Weil aber die Weltmeister im Armdrücken und die nicht so durchtrainierten Finanzminister durch ein Band unverbrüchlicher Währungssolidität, pardon, Währungssolidarität miteinander verbunden waren, war es ein logischer Schritt, nach den Banken die Staaten zu retten, sofern wir sie als systemisch definierten. Ein Land als systemisch zu definieren ist übrigens nicht schwer. Im Normalfall genügt dafür ein Anruf in Frankfurt unter 069 1344-0. (Ja, das ist die Nummer der EZB, Sie brauchen das jetzt nicht auszuprobieren und bitte versuchen Sie auch nicht, Ihren Häuslekredit dort als systemisches Risiko anzumelden. Die Schlange ist schon lange genug.)
Im Zuge dieser Rettungsaktion haben wir dann enorme Missstände aufgedeckt. Dazu gehören zum Beispiel der moralisch verwerfliche Steuerwettbewerb zwischen Staaten, ganz zu schweigen von einem Geschäftsmodell, das jedem ehrbaren Etatisten die berechtigte Zornesröte ins – von den Sorgen um die Welt – zerfurchte Gesicht treibt.
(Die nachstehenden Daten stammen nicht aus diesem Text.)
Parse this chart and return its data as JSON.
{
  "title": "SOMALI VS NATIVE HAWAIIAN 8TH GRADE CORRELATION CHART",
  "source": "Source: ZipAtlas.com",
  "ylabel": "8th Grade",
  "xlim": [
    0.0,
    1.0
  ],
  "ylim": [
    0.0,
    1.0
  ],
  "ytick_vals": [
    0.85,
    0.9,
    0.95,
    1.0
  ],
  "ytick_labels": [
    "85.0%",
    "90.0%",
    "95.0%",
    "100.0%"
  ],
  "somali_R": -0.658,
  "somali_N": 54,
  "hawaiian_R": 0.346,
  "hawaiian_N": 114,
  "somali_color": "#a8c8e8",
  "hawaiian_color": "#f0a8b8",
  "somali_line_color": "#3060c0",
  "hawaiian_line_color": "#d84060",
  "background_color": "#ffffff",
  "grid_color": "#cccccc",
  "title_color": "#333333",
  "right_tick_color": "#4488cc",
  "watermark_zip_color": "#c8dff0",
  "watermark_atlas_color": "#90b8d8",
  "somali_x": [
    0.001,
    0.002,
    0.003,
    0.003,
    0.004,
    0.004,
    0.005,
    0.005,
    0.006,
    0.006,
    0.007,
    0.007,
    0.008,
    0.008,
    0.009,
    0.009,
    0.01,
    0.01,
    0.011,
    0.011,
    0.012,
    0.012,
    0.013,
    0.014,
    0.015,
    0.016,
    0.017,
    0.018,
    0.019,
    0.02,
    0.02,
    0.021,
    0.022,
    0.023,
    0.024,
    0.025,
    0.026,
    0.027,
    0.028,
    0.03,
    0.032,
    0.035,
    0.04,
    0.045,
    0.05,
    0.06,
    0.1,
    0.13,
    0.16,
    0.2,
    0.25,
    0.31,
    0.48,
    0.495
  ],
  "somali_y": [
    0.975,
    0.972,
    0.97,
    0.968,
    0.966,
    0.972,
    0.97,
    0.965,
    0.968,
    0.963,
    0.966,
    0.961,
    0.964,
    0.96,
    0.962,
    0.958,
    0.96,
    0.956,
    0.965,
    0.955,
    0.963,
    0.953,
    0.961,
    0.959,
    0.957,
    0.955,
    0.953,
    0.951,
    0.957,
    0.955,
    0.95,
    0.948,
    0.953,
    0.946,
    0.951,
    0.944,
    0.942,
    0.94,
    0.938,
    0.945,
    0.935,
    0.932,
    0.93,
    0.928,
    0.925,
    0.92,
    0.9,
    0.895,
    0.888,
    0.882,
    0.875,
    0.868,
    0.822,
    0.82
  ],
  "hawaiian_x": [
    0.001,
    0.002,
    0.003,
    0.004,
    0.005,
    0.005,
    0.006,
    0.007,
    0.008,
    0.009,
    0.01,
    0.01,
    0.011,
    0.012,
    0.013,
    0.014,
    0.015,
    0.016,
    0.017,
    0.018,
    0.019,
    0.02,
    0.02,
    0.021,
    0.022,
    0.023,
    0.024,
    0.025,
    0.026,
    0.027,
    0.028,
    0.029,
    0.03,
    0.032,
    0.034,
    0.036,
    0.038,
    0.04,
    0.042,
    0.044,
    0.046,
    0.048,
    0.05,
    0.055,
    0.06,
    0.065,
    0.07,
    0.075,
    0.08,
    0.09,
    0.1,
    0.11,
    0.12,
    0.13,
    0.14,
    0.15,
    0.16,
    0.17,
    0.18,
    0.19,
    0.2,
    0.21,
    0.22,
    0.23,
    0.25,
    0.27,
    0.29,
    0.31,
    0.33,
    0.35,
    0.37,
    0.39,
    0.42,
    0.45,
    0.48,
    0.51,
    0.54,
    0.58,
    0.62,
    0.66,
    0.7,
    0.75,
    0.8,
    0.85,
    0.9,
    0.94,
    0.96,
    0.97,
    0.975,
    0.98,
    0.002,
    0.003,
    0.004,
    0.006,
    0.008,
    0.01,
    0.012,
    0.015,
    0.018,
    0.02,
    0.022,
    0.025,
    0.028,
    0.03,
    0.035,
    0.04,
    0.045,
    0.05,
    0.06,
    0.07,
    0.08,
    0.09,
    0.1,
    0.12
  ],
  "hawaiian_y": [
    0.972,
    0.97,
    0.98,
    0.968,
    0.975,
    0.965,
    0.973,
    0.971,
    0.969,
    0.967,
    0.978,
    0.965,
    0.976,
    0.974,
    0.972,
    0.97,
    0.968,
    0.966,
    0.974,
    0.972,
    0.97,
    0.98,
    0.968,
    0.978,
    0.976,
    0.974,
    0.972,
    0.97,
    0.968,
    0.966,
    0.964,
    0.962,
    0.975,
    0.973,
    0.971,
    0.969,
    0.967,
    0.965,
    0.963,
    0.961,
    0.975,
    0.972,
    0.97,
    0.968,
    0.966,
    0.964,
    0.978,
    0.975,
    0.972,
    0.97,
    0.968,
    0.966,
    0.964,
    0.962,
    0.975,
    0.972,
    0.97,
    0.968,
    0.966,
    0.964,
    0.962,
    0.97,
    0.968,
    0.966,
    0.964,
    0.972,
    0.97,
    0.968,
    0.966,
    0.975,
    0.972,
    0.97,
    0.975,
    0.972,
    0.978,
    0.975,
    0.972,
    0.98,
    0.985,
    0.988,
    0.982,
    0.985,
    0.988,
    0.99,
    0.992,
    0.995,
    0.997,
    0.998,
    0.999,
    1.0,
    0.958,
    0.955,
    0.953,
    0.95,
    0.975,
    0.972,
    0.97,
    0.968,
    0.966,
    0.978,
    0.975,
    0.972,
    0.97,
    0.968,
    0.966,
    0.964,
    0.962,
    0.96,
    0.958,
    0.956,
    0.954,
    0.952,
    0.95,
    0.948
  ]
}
Dieses konnte nur dank der gefährlichen und selbstlosen Arbeit unserer geheimsten Schlapphüte aufgedeckt werden. Wie sonst sollte man den BND-Bericht zu Zypern verstehen, nachdem man dort offenbar keine Massenvernichtungswaffen auffinden konnte? Nein, ich korrigiere, es muss dort Massenvernichtungswaffen geben, und zwar sogenannte »Weapons of Financial Mass Destruction«.
Ist es das? Glauben wir diese süffige Geschichte von Schuld und Sühne wirklich?
Auf den folgenden Seiten möchte ich dem freiheitsliebenden Leser eine alternative Interpretation der Realität zukommen lassen. Keine, die frei ist von Verantwortung, aber leider auch keine, in der die Welt so einfach in Schwarz und Weiß eingeteilt ist, wie oben etwas zugespitzt zusammengefasst wurde. Aber eine, wo Schwarz und Weiß ganz überraschend die Rollen tauschen.
Gehen wir zurück ins Jahr 1998.
Die goldenen Clinton-Jahre. Der Präsident leitet seine Rede an den Kongress mit den Worten ein: »The state of the union is strong.« Die Welt befasste sich nicht mit Kriegen im Irak, in Syrien und in Afghanistan, auch nicht mit einer epochalen Wirtschaftskrise. Das hatte sie nicht nötig, denn solche profanen Defizite waren gar nicht auf dem Radarschirm.
Sie gönnte sich den Luxus, ihre ganze Aufmerksamkeit dem befleckten Kleid einer Praktikantin zuzuwenden, welches nach Monaten der emotionalsten Debatte um das präsidentielle Liebesleben aus einem Tresor im Bauche der Hauptstadt aufgetaucht war. Glücklich die Nation, die sich leisten kann, Kleidungsstücke in Tresoren zu verwahren.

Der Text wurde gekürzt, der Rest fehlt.